While COMS itself is a relatively small and compact microservice with a very focused approach to handling and managing objects, not all design choices are self-evident just from inspecting the codebase. The following section will cover some of the main reasons why the code was designed the way it is.
The code structure in COMS follows a simple, layered structure following best practice recommendations from Express, Node, and ES6 coding styles. The application has the following discrete layers:
| Layer | Purpose |
|---|---|
| Controller | Contains controller express logic for determining what services to invoke and in what order |
| DB | Contains the direct database table model definitions and typical modification queries |
| Middleware | Contains middleware functions for handling authentication, authorization and feature toggles |
| Routes | Contains defined Express routes for defining the COMS API shape and invokes controllers |
| Services | Contains logic for interacting with either S3 or the Database for specific tasks |
Each layer is designed to focus on one specific aspect of business logic; calls between layers are designed to be deliberate, scoped, and contained so that it is easy to tell at a glance what each piece of code is doing and what it depends on. Down the line we will also be introducing a validation layer which should be situated between the routes and controllers to ensure that incoming network calls are properly formatted before proceeding with execution.

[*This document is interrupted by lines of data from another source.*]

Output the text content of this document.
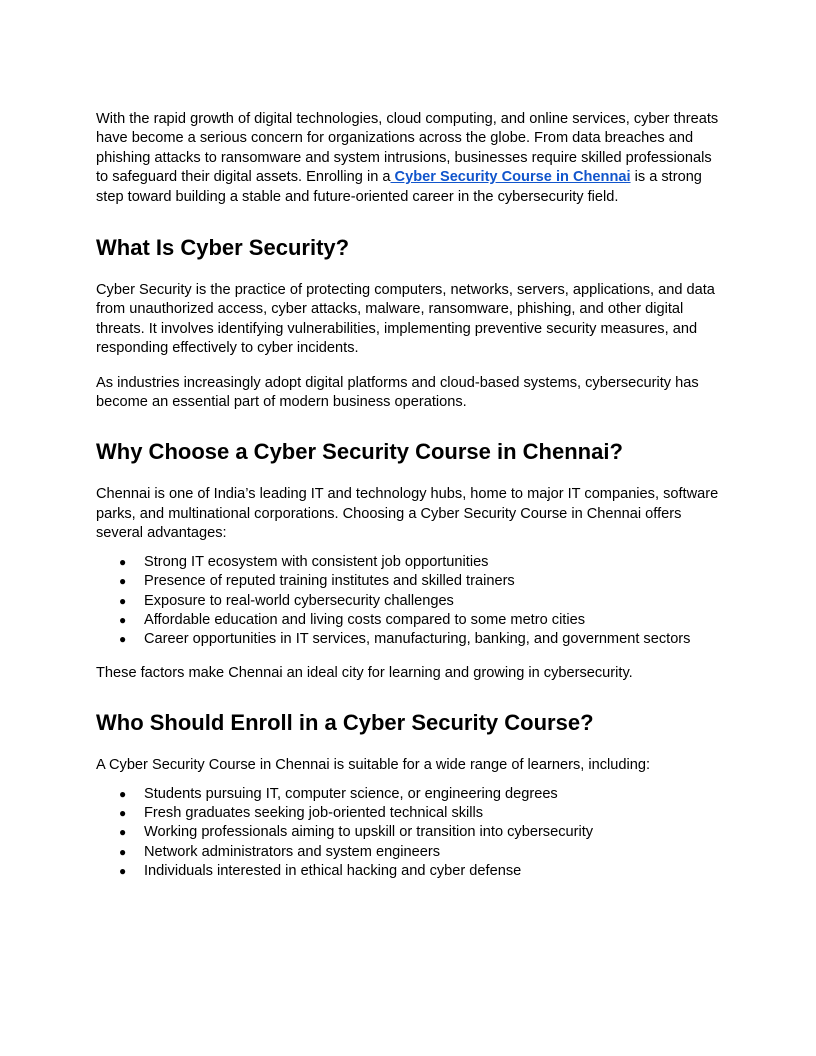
With the rapid growth of digital technologies, cloud computing, and online services, cyber threats have become a serious concern for organizations across the globe. From data breaches and phishing attacks to ransomware and system intrusions, businesses require skilled professionals to safeguard their digital assets. Enrolling in a Cyber Security Course in Chennai is a strong step toward building a stable and future-oriented career in the cybersecurity field.

What Is Cyber Security?

Cyber Security is the practice of protecting computers, networks, servers, applications, and data from unauthorized access, cyber attacks, malware, ransomware, phishing, and other digital threats. It involves identifying vulnerabilities, implementing preventive security measures, and responding effectively to cyber incidents.

As industries increasingly adopt digital platforms and cloud-based systems, cybersecurity has become an essential part of modern business operations.

Why Choose a Cyber Security Course in Chennai?

Chennai is one of India’s leading IT and technology hubs, home to major IT companies, software parks, and multinational corporations. Choosing a Cyber Security Course in Chennai offers several advantages:

● Strong IT ecosystem with consistent job opportunities
● Presence of reputed training institutes and skilled trainers
● Exposure to real-world cybersecurity challenges
● Affordable education and living costs compared to some metro cities
● Career opportunities in IT services, manufacturing, banking, and government sectors

These factors make Chennai an ideal city for learning and growing in cybersecurity.

Who Should Enroll in a Cyber Security Course?

A Cyber Security Course in Chennai is suitable for a wide range of learners, including:

● Students pursuing IT, computer science, or engineering degrees
● Fresh graduates seeking job-oriented technical skills
● Working professionals aiming to upskill or transition into cybersecurity
● Network administrators and system engineers
● Individuals interested in ethical hacking and cyber defense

We introduced network pooling for Patroni connections because we noticed that as our volume of traffic started going up, creating and destroying network connections for each transaction was extremely time consuming and costly. While low volumes of traffic are capable of operating without any apparently delay to the user, we started encountering issues scaling up and improving total transaction flow within COMS.

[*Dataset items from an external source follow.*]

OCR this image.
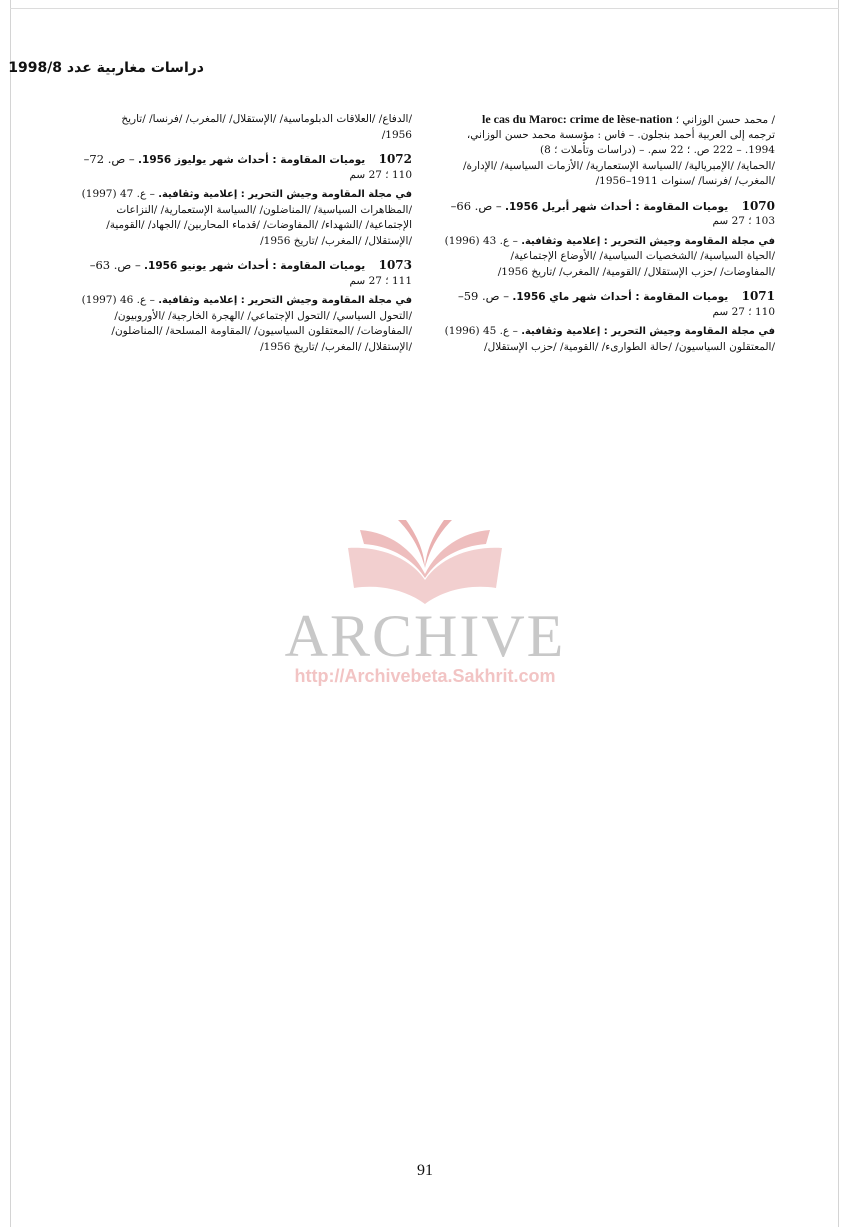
دراسات مغاربية عدد 1998/8
/ محمد حسن الوزاني ؛ le cas du Maroc: crime de lèse-nation
ترجمه إلى العربية أحمد بنجلون. – فاس : مؤسسة محمد حسن الوزاني،
1994. – 222 ص. ؛ 22 سم. – (دراسات وتأملات ؛ 8)
/الحماية/ /الإمبريالية/ /السياسة الإستعمارية/ /الأزمات السياسية/ /الإدارة/
/المغرب/ /فرنسا/ /سنوات 1911–1956/
1070    يوميات المقاومة : أحداث شهر أبريل 1956. – ص. 66–
103 ؛ 27 سم
في مجلة المقاومة وجيش التحرير : إعلامية وثقافية. – ع. 43 (1996)
/الحياة السياسية/ /الشخصيات السياسية/ /الأوضاع الإجتماعية/
/المفاوضات/ /حزب الإستقلال/ /القومية/ /المغرب/ /تاريخ 1956/
1071    يوميات المقاومة : أحداث شهر ماي 1956. – ص. 59–
110 ؛ 27 سم
في مجلة المقاومة وجيش التحرير : إعلامية وثقافية. – ع. 45 (1996)
/المعتقلون السياسيون/ /حالة الطوارىء/ /القومية/ /حزب الإستقلال/
/الدفاع/ /العلاقات الدبلوماسية/ /الإستقلال/ /المغرب/ /فرنسا/ /تاريخ
1956/
1072    يوميات المقاومة : أحداث شهر يوليوز 1956. – ص. 72–
110 ؛ 27 سم
في مجلة المقاومة وجيش التحرير : إعلامية وثقافية. – ع. 47 (1997)
/المظاهرات السياسية/ /المناضلون/ /السياسة الإستعمارية/ /النزاعات
الإجتماعية/ /الشهداء/ /المفاوضات/ /قدماء المحاربين/ /الجهاد/ /القومية/
/الإستقلال/ /المغرب/ /تاريخ 1956/
1073    يوميات المقاومة : أحداث شهر يونيو 1956. – ص. 63–
111 ؛ 27 سم
في مجلة المقاومة وجيش التحرير : إعلامية وثقافية. – ع. 46 (1997)
/التحول السياسي/ /التحول الإجتماعي/ /الهجرة الخارجية/ /الأوروبيون/
/المفاوضات/ /المعتقلون السياسيون/ /المقاومة المسلحة/ /المناضلون/
/الإستقلال/ /المغرب/ /تاريخ 1956/
ARCHIVE
http://Archivebeta.Sakhrit.com
91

By reusing connections whenever possible, we were able to avoid the TCP/IP 3-way handshake that has to be done on every new connection and instead be able to leverage already existing connections to pipeline traffic and improve general efficiency. While this doesn't seem significant, in our testing, when we switched to pooling, we observed up to an almost 3x performance increase in total transaction volume flow.
In order to make sure our application can horizontally scale (run many copies of itself), we had to ensure that all processes in the application are self-contained and atomic. Since we do not have any guarantees of which pod instance would be handling what task at any specific moment, the only thing we can do is to ensure that every unit of work is clearly defined and atomic so that we can prevent situations where there is deadlock, or double executions.
While implementing Horizontal Autoscaling is relatively simple by using a Horizontal Pod Autoscaler construct in OpenShift, we can only take advange of it if the application is able to handle the different types of lifecycles. Based on usage metrics such as CPU and memory load, the HPA can increase or decrease the number of replicas on the platform in order to meet the demand.
We found that in our testing, we were able to reliably scale up to around 17 pods before we began to crash out our Patroni database. While we haven't been able to reliably isolate the cause of this, we suspect that the underlying Postgres database can only handle up to 100 concurrent connections (and is thus ignoring Patroni's max connection limit of 500) or that the database containers are simply running out of memory before being able to handle more connections. As such, this is why we decided to cap our HPA to a maximum of 16 pods at this time.
Our current limiting factor for scaling higher is the ability for our database to support more connections for some reason or another. If we get into the situation where we need to scale past 16 pods, we will need to consider more managed solutions for pooling db connections such as PgBouncer.